Please see the the script that uses for loop for time (T). T is input for fsolve. :
x0 = [.1, .1];
options = optimoptions('fsolve','Display','iter');
dt=0.01;
Nt=1/dt+1;
Tarray = [0:dt:1];
T = 0;
for nt=1:Nt
[x,fval] = fsolve(@torder1,x0,options,T)
T=T+dt;
h(nt)=x(1);
theta(nt) = x(2);
plot(Tarray,h,'*')
hold on
plot(Tarray,theta,'+')
end
and the function for fsolve:
function F=torder1(x,T)
x_1=[0:0.01:1];
b=0.6;
%\$ sol(1) = h; sol(2) =theta;
clear x_1;
syms x_1 h theta kappa
f_1(x_1,h,theta,kappa) = 1/2*(1-( (h+(1-b)*theta)^2/(h+(x_1-b)*theta-kappa*x_1*(1-x_1))^2 ));
f_2(x_1,h,theta,kappa) = (x_1-b)/2*( 1-( (h+(1-b)*theta)^2/(h+(x_1-b)*theta-kappa*x_1*(1-x_1))^2 ));
kappa =1;
f_11 = 1-( (h+(x_1-b)*theta)^2/(h+(x_1-b)*theta-1*x_1*(1-x_1))^2 );
f_21 = (x_1-b)/2*( 1-( (h+(1-b)*theta)^2/(h+(x_1-b)*theta-x_1*(1-x_1))^2 ));
fint_1 = int(f_11, x_1);
fint_2 = int(f_21, x_1);
x_1=1;
upper_1=subs(fint_1);
upper_2=subs(fint_2);
clear x_1;
x_1=0;
lower_1=subs(fint_1);
lower_2=subs(fint_2);
clear x_1;
integral_result_1old=upper_1-lower_1;
integral_result_2old=upper_2-lower_2;
h0 = kappa *b*(1-b);
theta0 = kappa*(1-2*b);
integral_result_1 = subs(integral_result_1old, {h, theta}, {x(1), x(2)});
integral_result_2 = subs(integral_result_2old, {h, theta}, {x(1), x(2)});
F = [double(x(1) - integral_result_1*T^2 -h0);
double(x(2) - integral_result_2*T^2 - theta0)];

Walter Roberson on 22 Aug 2016
Edited: Walter Roberson on 22 Aug 2016
fsolve() is for real values, but solutions to your equations are strictly complex, except at T = 0.

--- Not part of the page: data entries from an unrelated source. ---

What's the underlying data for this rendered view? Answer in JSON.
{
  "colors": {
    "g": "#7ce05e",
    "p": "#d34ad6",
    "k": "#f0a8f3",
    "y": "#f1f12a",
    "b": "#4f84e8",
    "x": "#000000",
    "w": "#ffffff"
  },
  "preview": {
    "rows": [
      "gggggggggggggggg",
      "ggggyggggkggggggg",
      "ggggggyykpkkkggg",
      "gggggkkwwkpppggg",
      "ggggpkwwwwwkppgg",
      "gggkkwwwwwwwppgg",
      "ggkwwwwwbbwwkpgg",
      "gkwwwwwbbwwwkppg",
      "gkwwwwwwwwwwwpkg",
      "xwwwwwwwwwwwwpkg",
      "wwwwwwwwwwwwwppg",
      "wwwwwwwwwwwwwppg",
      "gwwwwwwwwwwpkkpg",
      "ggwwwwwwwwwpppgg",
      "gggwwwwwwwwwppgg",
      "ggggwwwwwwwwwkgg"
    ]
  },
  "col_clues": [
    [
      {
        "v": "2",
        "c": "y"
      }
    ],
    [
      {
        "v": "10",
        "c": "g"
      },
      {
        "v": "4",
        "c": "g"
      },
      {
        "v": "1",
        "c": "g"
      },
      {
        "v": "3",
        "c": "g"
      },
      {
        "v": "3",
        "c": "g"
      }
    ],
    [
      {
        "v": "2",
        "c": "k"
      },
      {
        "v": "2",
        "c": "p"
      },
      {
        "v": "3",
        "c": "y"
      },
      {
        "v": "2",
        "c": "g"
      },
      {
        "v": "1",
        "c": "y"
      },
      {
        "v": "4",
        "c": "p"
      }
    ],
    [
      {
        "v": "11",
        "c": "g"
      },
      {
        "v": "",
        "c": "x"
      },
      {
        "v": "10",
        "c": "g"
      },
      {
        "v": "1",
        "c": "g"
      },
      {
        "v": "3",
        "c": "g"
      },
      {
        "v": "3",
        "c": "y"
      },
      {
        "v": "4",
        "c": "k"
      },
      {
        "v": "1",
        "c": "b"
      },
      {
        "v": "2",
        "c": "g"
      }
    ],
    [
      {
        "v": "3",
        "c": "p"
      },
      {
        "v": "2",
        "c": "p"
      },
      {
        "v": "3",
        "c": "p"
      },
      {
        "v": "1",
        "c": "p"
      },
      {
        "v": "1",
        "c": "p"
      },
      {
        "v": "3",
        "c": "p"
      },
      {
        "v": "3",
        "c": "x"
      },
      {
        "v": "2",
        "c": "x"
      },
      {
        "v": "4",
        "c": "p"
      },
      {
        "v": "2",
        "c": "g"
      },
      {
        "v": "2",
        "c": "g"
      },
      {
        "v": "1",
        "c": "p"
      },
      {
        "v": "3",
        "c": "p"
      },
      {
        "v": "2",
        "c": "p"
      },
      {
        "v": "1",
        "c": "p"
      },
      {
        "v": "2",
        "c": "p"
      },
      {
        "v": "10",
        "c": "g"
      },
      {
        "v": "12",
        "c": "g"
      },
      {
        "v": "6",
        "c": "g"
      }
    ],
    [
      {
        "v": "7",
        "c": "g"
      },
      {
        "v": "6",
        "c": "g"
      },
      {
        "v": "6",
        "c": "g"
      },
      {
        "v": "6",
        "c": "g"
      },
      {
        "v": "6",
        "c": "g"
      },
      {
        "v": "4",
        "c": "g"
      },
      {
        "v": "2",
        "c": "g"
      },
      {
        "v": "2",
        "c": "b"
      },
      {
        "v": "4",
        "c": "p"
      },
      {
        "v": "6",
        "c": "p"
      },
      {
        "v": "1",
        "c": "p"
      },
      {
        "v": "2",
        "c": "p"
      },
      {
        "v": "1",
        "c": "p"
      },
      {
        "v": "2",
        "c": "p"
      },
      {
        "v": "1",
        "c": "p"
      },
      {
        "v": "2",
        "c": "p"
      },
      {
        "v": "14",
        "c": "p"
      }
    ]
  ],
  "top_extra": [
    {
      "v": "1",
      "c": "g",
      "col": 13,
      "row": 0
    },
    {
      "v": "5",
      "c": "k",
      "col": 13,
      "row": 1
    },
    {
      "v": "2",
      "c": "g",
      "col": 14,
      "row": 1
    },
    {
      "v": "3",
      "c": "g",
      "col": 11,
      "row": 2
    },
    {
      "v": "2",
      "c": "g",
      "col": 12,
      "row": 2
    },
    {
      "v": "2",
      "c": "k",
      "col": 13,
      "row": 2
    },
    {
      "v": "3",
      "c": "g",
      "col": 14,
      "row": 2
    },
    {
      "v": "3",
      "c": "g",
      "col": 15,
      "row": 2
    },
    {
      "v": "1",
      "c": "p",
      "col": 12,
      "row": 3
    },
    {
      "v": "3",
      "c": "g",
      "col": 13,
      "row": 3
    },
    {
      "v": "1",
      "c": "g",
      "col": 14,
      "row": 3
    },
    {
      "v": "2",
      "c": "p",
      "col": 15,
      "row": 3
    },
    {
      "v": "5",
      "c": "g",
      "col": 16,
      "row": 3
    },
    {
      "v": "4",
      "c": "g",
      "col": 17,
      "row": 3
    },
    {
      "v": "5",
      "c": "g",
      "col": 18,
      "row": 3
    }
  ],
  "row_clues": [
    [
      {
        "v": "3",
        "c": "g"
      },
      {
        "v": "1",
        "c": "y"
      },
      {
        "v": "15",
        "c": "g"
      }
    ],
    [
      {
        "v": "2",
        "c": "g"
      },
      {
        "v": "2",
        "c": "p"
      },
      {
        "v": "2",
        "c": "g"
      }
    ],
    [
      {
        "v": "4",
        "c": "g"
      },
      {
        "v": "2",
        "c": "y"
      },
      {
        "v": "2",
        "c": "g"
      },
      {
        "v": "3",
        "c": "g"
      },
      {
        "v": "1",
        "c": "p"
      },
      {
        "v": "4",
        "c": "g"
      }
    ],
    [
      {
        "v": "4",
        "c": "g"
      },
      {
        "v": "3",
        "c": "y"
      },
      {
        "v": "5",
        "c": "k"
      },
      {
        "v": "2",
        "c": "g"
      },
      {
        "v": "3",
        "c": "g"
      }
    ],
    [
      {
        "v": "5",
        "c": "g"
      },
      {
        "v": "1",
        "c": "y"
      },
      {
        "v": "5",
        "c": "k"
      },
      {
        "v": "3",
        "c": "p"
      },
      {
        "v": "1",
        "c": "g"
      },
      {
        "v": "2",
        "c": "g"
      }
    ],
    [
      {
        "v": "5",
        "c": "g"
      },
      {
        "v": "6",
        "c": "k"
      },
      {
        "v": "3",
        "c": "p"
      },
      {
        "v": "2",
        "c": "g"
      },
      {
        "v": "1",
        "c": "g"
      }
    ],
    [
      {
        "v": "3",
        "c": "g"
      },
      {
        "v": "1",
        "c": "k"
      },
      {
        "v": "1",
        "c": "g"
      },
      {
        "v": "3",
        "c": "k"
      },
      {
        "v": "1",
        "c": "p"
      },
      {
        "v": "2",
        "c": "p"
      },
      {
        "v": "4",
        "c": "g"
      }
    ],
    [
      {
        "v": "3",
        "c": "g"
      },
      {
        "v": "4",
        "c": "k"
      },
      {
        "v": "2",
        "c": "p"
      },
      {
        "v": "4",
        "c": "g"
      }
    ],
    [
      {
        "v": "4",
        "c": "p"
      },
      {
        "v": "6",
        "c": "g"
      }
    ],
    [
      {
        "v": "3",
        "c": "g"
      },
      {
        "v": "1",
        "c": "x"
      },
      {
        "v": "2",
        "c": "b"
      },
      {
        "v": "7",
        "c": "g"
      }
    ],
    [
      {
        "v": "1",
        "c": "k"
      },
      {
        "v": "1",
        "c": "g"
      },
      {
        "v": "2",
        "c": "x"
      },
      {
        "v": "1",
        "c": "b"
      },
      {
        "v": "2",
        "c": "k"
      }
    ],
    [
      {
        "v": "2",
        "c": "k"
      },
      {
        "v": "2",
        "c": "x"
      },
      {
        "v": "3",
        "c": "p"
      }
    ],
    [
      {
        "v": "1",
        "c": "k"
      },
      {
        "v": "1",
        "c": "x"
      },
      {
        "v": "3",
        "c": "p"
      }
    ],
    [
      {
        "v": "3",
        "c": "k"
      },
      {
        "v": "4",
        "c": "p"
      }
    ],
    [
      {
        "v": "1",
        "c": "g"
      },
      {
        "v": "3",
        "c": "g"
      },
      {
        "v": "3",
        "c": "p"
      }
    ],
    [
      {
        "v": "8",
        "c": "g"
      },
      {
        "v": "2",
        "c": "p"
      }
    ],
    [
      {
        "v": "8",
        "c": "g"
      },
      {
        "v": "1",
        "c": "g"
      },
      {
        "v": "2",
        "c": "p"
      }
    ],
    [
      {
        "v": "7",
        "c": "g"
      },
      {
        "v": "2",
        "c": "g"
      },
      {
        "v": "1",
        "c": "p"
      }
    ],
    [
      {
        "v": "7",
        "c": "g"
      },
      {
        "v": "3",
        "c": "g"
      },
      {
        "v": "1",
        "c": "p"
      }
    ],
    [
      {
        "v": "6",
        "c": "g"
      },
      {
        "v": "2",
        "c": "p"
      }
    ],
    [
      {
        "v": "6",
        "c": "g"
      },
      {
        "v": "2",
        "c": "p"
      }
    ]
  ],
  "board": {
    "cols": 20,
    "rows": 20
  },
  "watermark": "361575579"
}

You might be getting false results from fsolve(), with it either giving up or finding something that appears to come out within constraints.
For example, if you
fsolve(@(x) x^2+1, rand)
then you will get a small negative real-valued answer that MATLAB finds to be within the tolerances, when the right answer should be something close to sqrt(-1)
Meva on 31 Aug 2016
A sincere apologise Walter. Sorry.

Alan Weiss on 22 Aug 2016
I think that you need to replace your line
[x,fval] = fsolve(@torder1,x0,options,T)
with
[x,fval] = fsolve(@(x)torder1(x,T),x0,options)
Alan Weiss
MATLAB mathematical toolbox documentation
Meva on 22 Aug 2016
You are right. However, it does give me again incorrect plot as attached. It does not understand my loop!